2006 World’s Most Admired Knowledge Enterprises (MAKE) Named

A couple of days ago Jack Vinson shared over at his weblog a post regarding the recent announcement on the 2006 World’s Most Admired Knowledge Enterprises (MAKE) winners. At the time that I am getting to write this particular weblog post it looks like the original link is actually no longer working (Perhaps they are updating it or it has been relocated) but you would be able to find the 2006 Global MAKE Study Executive Summary over here. Either way, Jack was kind enough to share with us the Top 20 winners and here you have got them listed so that you can take a look into them:

- Accenture
- Apple Computer
- BHP Billiton
- Buckman Laboratories
- Dell
- Ernst & Young
- Fluor
- Google
- Hewlett-Packard
- Honda Motor
- McKinsey
- Microsoft
- Novo Nordisk
- PricewaterhouseCoopers
- Samsung Group
- Sony
- Tata Group
- 3M
- Toyota Motor Corporation
- Unilever

As he mentions, as well, it is actually rather interesting to note how most of the 2006 winners are actually companies that were not there in 2003, which, to me, comes to indicate how much alive and kicking Knowledge Management is overall. We may be witnessing another stunning comeback from KM into the business world but the surprising fact is that most of the Top 20 winners are actually companies not very much related to the IT world. On the contrary, they actually deal with whatever other industries, which would make this list even so much more refreshing as it clearly shows how Knowledge Management has gone beyond the boundaries of the traditional IT industry into multiple industries that are starting to realise how much needed a KM strategy might have been. And, by the looks of it, things are running smooth with those relatively new KM strategies because they are all making it all the way into the top, which is, indeed, a very good thing. Quite inspiring.

I must say that while going through the list, and reading through the executive summary, I was a bit surprised not to find IBM listed in the Top 20, when in previous years, including 2003, it was actually listed on the Top 10, more exactly at #9. That clearly indicates to me how IBM might have lost a little bit of its focus in aligning its KM and overall business strategies, or, another possibility, that it might not have gone out there often enough to show what is actually happening in the KM arena both inside and outside of IBM. I suspect that part of the reason why IBM this time around this year has fallen into the 22nd place from the MAKE winner list is because we might not have gone out often enough and engage in different conversations with all different parties involved (Customers, business partners, IT industry, etc. etc.) showing where IBM is going with both its KM and business strategies.

I mean, pretty much the same way that different industries have been embracing a renewed Knowledge Management, thanks to that hyped social software, so has been IBM acting upon over the last few months, along with trying to embed it all into the different traditional KM strategies already put in place to walk hand in hand.
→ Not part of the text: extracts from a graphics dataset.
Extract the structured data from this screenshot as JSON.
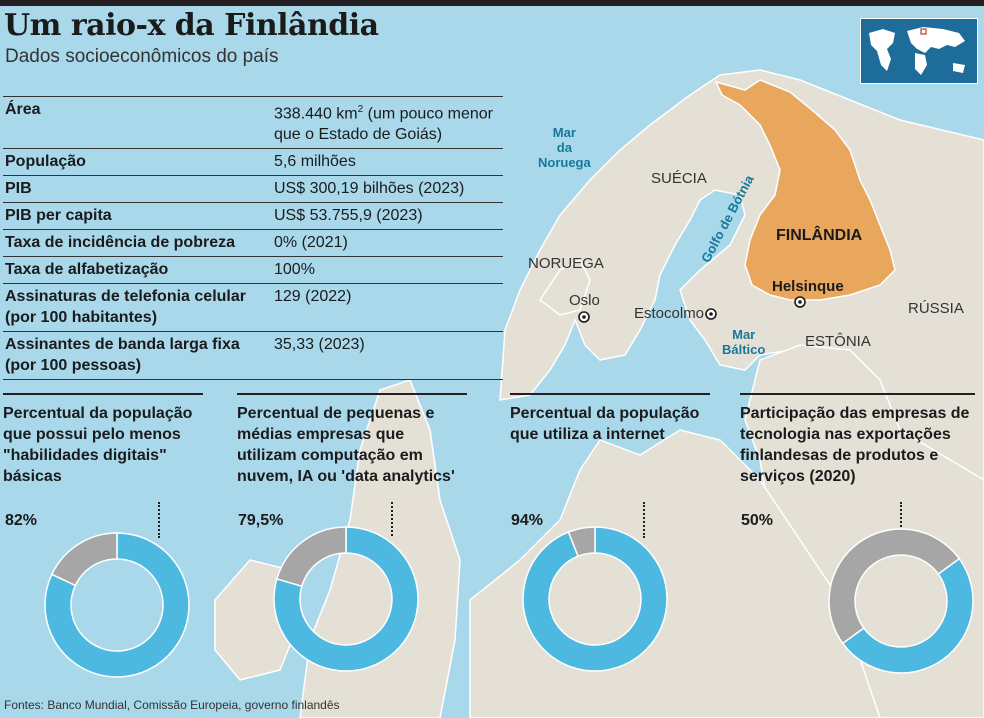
{
  "header": {
    "title": "Um raio-x da Finlândia",
    "subtitle": "Dados socioeconômicos do país"
  },
  "stats": [
    {
      "label": "Área",
      "value": "338.440 km",
      "sup": "2",
      "value_rest": " (um pouco menor que o Estado de Goiás)"
    },
    {
      "label": "População",
      "value": "5,6 milhões"
    },
    {
      "label": "PIB",
      "value": "US$ 300,19 bilhões (2023)"
    },
    {
      "label": "PIB per capita",
      "value": "US$ 53.755,9 (2023)"
    },
    {
      "label": "Taxa de incidência de pobreza",
      "value": "0% (2021)"
    },
    {
      "label": "Taxa de alfabetização",
      "value": "100%"
    },
    {
      "label": "Assinaturas de telefonia celular (por 100 habitantes)",
      "value": "129 (2022)"
    },
    {
      "label": "Assinantes de banda larga fixa (por 100 pessoas)",
      "value": "35,33 (2023)"
    }
  ],
  "map": {
    "countries": [
      "SUÉCIA",
      "NORUEGA",
      "RÚSSIA",
      "ESTÔNIA"
    ],
    "highlight": "FINLÂNDIA",
    "capital": "Helsinque",
    "cities": [
      "Oslo",
      "Estocolmo"
    ],
    "seas": {
      "norway": "Mar\nda\nNoruega",
      "bothnia": "Golfo de Bótnia",
      "baltic": "Mar\nBáltico"
    },
    "colors": {
      "sea": "#a9d8eb",
      "land": "#e4e0d6",
      "finland": "#e9a75e",
      "border": "#ffffff"
    }
  },
  "chart_data": [
    {
      "type": "pie",
      "title": "Percentual da população que possui pelo menos \"habilidades digitais\" básicas",
      "label": "82%",
      "values": [
        82,
        18
      ]
    },
    {
      "type": "pie",
      "title": "Percentual de pequenas e médias empresas que utilizam computação em nuvem, IA ou 'data analytics'",
      "label": "79,5%",
      "values": [
        79.5,
        20.5
      ]
    },
    {
      "type": "pie",
      "title": "Percentual da população que utiliza a internet",
      "label": "94%",
      "values": [
        94,
        6
      ]
    },
    {
      "type": "pie",
      "title": "Participação das empresas de tecnologia nas exportações finlandesas de produtos e serviços (2020)",
      "label": "50%",
      "values": [
        50,
        50
      ]
    }
  ],
  "donut_colors": {
    "value": "#4db8e0",
    "rest": "#a6a6a6"
  },
  "footer": "Fontes: Banco Mundial, Comissão Europeia, governo finlandês"
}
But somehow it looks like the message might not have been strong enough nor good enough. We may need to continue engaging in the conversations taking place out there so that perception may change in, perhaps, next year’s MAKE winners. Who knows. The interesting and exciting fact is that the challenge is on and it would be quite rewarding to know if with next year’s MAKE winners things would be much more different than this year. We shall see. Only thing remaining now would be, would IBM be ready for the challenge? Would we be ready for it? Time will tell.